O Chefe Executivo da CSW, Mervyn Thomas, disse: “Leah Sharibu está agora nas mãos desse grupo violento há 365 dias e estamos profundamente preocupados com a falta de ação do governo para garantir sua libertação. Continuamos a pedir ao governo da Nigéria para fazer tudo o que estiver ao seu alcance e acelerar a libertação desta corajosa estudante. Também pedimos ao governo da Nigéria que garanta que o exército esteja suficientemente equipado para combater o Boko Haram de forma eficaz”.

A Nigéria também se prepara para a realização de suas eleições gerais, a ocorrer no dia 23 de fevereiro,  depois de um tenso adiamento há apenas cinco horas antes da data oficial do pleito, que seria em 16 de fevereiro. A data foi adiada após uma reivindicação televisionada do governador do estado de Kaduna, Nasir El-Rufai, que denunciava a morte de 66 pessoas na véspera da eleição em Kajuru, com insinuações de que as vítimas eram em grande parte mulheres e crianças do grupo étnico Fulani. Essa denúncia tem sido amplamente refutada, inclusive pela Agência de Gerenciamento de Emergências da Nigéria (NEMA), mas causou bastante tensão no país.

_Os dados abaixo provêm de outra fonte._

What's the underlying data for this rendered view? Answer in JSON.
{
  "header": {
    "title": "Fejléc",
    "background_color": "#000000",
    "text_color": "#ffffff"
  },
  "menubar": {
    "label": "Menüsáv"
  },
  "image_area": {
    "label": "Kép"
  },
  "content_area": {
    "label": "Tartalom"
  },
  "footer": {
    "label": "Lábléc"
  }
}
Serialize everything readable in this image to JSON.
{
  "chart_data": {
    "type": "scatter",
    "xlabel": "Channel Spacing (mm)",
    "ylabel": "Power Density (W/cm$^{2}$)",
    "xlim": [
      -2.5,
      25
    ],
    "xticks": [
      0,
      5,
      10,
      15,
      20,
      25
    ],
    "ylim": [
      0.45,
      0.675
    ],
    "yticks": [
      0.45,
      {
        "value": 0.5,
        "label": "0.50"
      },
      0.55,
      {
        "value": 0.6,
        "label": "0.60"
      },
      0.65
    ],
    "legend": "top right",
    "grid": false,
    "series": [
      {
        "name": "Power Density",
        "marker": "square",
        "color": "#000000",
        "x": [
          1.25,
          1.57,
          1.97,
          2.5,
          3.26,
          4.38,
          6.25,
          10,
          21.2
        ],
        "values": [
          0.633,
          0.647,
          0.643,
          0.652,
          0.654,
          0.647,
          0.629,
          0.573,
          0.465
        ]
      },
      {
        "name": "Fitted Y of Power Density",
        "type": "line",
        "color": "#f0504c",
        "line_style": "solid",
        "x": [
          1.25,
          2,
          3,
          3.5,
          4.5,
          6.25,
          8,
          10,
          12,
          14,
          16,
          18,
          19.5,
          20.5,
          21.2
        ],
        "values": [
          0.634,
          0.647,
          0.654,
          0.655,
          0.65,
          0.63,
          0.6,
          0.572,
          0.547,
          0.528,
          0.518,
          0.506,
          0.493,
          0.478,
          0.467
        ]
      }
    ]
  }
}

Neste sentido, a CSW também pedirá no protesto de hoje em Londres que as autoridades nigerianas garantam eleições gerais justas e livres de violência. “Exortamos o governo a não recorrer à força letal contra os suspeitos de interferir na votação e a seguir o devido processo, prendendo-os e levando-os a julgamento. Também pedimos a todos os que ocupam posições de poder na Nigéria que promovam a unidade e se abstenham de recorrer a declarações que dividem comunidades já frágeis e prejudiquem ainda mais a sociedade”, disse Mervyn Thomas.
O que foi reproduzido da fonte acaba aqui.